Pulsed lasers paved the way for adding the dimension of time, and the birth of lidar technology. Pulse lengths and the speed of ancillary time-of-flight-detection circuitry originally limited applications to remote targets. Spectroscopic analysis of the signals from such devices provide valuable information on remote chemical species and concentrations, as in studies of clouds or industrial atmospheres. A more recent revolution, leading to extensive use in transportation and autonomous vehicles, is possible due to advances in pulsing, scanning, and array-detection technology, alongside the miniaturization of components and AI implementation. Such developments, which can interpret the field of indirectly scattered light, even provide a basis to locate and identify objects around corners.
The science of lenses and imaging has progressed with no less vigor, as our smartphones testify. Another development is drones' capability to stream high-quality images and data. Applications are rife, ranging from security and defense deployments to agricultural crop inspection. Such tools become still more powerful when combined with multispectral imaging, facilitating analytical inspections of critical transportation infrastructure.
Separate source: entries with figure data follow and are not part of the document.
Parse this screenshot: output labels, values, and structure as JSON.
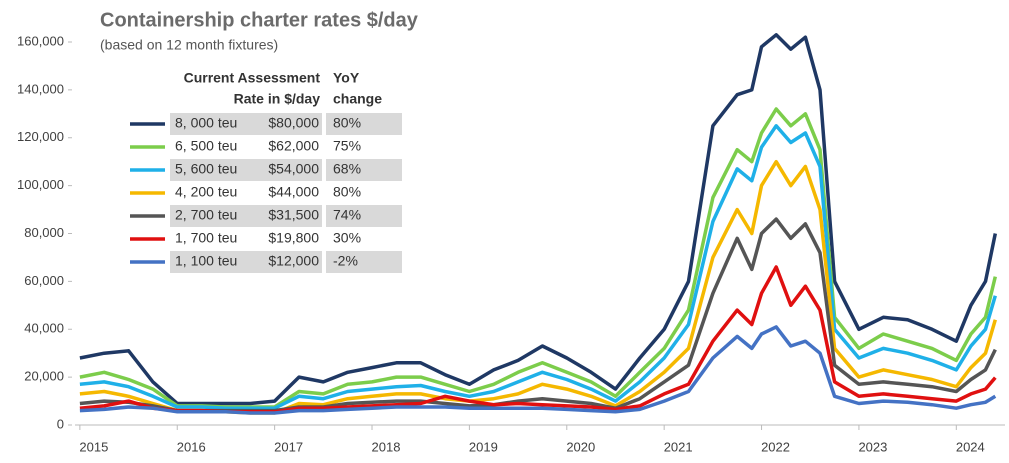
{
  "chart_data": {
    "type": "line",
    "title": "Containership charter rates $/day",
    "subtitle": "(based on 12 month fixtures)",
    "x": [
      2015,
      2015.25,
      2015.5,
      2015.75,
      2016,
      2016.25,
      2016.5,
      2016.75,
      2017,
      2017.25,
      2017.5,
      2017.75,
      2018,
      2018.25,
      2018.5,
      2018.75,
      2019,
      2019.25,
      2019.5,
      2019.75,
      2020,
      2020.25,
      2020.5,
      2020.75,
      2021,
      2021.25,
      2021.5,
      2021.75,
      2021.9,
      2022,
      2022.15,
      2022.3,
      2022.45,
      2022.6,
      2022.75,
      2023,
      2023.25,
      2023.5,
      2023.75,
      2024,
      2024.15,
      2024.3,
      2024.4
    ],
    "series": [
      {
        "name": "8, 000 teu",
        "color": "#1f3864",
        "values": [
          28000,
          30000,
          31000,
          18000,
          9000,
          9000,
          9000,
          9000,
          10000,
          20000,
          18000,
          22000,
          24000,
          26000,
          26000,
          21000,
          17000,
          23000,
          27000,
          33000,
          28000,
          22000,
          15000,
          28000,
          40000,
          60000,
          125000,
          138000,
          140000,
          158000,
          163000,
          157000,
          162000,
          140000,
          60000,
          40000,
          45000,
          44000,
          40000,
          35000,
          50000,
          60000,
          80000
        ]
      },
      {
        "name": "6, 500 teu",
        "color": "#7ccd4b",
        "values": [
          20000,
          22000,
          19000,
          15000,
          8000,
          8000,
          7500,
          7500,
          7500,
          14000,
          13000,
          17000,
          18000,
          20000,
          20000,
          17000,
          14000,
          17000,
          22000,
          26000,
          22000,
          18000,
          12000,
          22000,
          32000,
          48000,
          95000,
          115000,
          110000,
          122000,
          132000,
          125000,
          130000,
          115000,
          45000,
          32000,
          38000,
          35000,
          32000,
          27000,
          38000,
          45000,
          62000
        ]
      },
      {
        "name": "5, 600 teu",
        "color": "#1fb0e8",
        "values": [
          17000,
          18000,
          16000,
          12000,
          7500,
          7500,
          7000,
          7000,
          7000,
          12000,
          11000,
          14000,
          15000,
          16000,
          16500,
          14000,
          12000,
          14000,
          18000,
          22000,
          19000,
          15000,
          10000,
          18000,
          28000,
          42000,
          85000,
          107000,
          102000,
          116000,
          125000,
          118000,
          122000,
          108000,
          40000,
          28000,
          32000,
          30000,
          27000,
          23000,
          33000,
          40000,
          54000
        ]
      },
      {
        "name": "4, 200 teu",
        "color": "#f5b800",
        "values": [
          13000,
          14000,
          12000,
          9000,
          6000,
          6000,
          5500,
          5000,
          5000,
          9000,
          8500,
          11000,
          12000,
          13000,
          13000,
          11000,
          10000,
          11000,
          13000,
          17000,
          15000,
          12000,
          8000,
          14000,
          22000,
          32000,
          70000,
          90000,
          80000,
          100000,
          110000,
          100000,
          108000,
          90000,
          32000,
          20000,
          23000,
          21000,
          19000,
          16000,
          24000,
          30000,
          44000
        ]
      },
      {
        "name": "2, 700 teu",
        "color": "#555555",
        "values": [
          9000,
          10000,
          9500,
          8000,
          6000,
          6000,
          6000,
          6000,
          6000,
          7500,
          7500,
          9000,
          9500,
          10000,
          10000,
          9000,
          8000,
          8500,
          10000,
          11000,
          10000,
          9000,
          7000,
          11000,
          18000,
          25000,
          55000,
          78000,
          65000,
          80000,
          86000,
          78000,
          84000,
          72000,
          25000,
          17000,
          18000,
          17000,
          16000,
          14000,
          19000,
          23000,
          31500
        ]
      },
      {
        "name": "1, 700 teu",
        "color": "#e01010",
        "values": [
          7000,
          8000,
          10000,
          7000,
          6000,
          6000,
          5500,
          5500,
          5500,
          7000,
          7000,
          7500,
          8000,
          8500,
          9000,
          12000,
          10000,
          8500,
          9000,
          8500,
          8000,
          7500,
          6500,
          8000,
          13000,
          17000,
          35000,
          48000,
          42000,
          55000,
          66000,
          50000,
          58000,
          48000,
          18000,
          12000,
          13000,
          12000,
          11000,
          10000,
          13000,
          15000,
          19800
        ]
      },
      {
        "name": "1, 100 teu",
        "color": "#4472c4",
        "values": [
          6000,
          6500,
          7500,
          7000,
          5500,
          5500,
          5500,
          5000,
          5000,
          6000,
          6000,
          6500,
          7000,
          7500,
          7500,
          7500,
          7000,
          7000,
          7000,
          7000,
          6500,
          6000,
          5500,
          6500,
          10000,
          14000,
          28000,
          37000,
          32000,
          38000,
          41000,
          33000,
          35000,
          30000,
          12000,
          9000,
          10000,
          9500,
          8500,
          7000,
          8500,
          9500,
          12000
        ]
      }
    ],
    "legend_headers": [
      "Current Assessment",
      "Rate in $/day",
      "YoY",
      "change"
    ],
    "legend_rates": [
      "$80,000",
      "$62,000",
      "$54,000",
      "$44,000",
      "$31,500",
      "$19,800",
      "$12,000"
    ],
    "legend_yoy": [
      "80%",
      "75%",
      "68%",
      "80%",
      "74%",
      "30%",
      "-2%"
    ],
    "xlim": [
      2014.95,
      2024.5
    ],
    "xticks": [
      2015,
      2016,
      2017,
      2018,
      2019,
      2020,
      2021,
      2022,
      2023,
      2024
    ],
    "ylim": [
      0,
      160000
    ],
    "yticks": [
      0,
      {
        "value": 20000,
        "label": "20,000"
      },
      {
        "value": 40000,
        "label": "40,000"
      },
      {
        "value": 60000,
        "label": "60,000"
      },
      {
        "value": 80000,
        "label": "80,000"
      },
      {
        "value": 100000,
        "label": "100,000"
      },
      {
        "value": 120000,
        "label": "120,000"
      },
      {
        "value": 140000,
        "label": "140,000"
      },
      {
        "value": 160000,
        "label": "160,000"
      }
    ]
  }
}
All around, our world is being transformed by access to visual information from vantage points far beyond human reach. The applications highlighted in this issue of Photonics Focus showcase the achievement, progress, and future promise of this field.
If all of optics and photonics is in essence an extension of human vision, let us not forget the amazing precision instrument that is the eye itself. Here too, optical technology impinges on us, and not just in the correction lenses worn by more than half the adults in developed countries. For example, the use of optical coherence tomography is now prevalent for monitoring retinal structure-a prospect first established and discussed in an SPIE paper 35 years ago. Yet, though their innate acuity and dynamic range is astonishing, our eyes are more than soft cameras; in many ways they are entirely matchless. Even with the best kit available as we interact remotely in the COVID world, nothing replaces the subtleties conveyed in eye-to-eye contact. Roll on the day when we shall once again see each other in fully human form, and not just through a glass, darkly.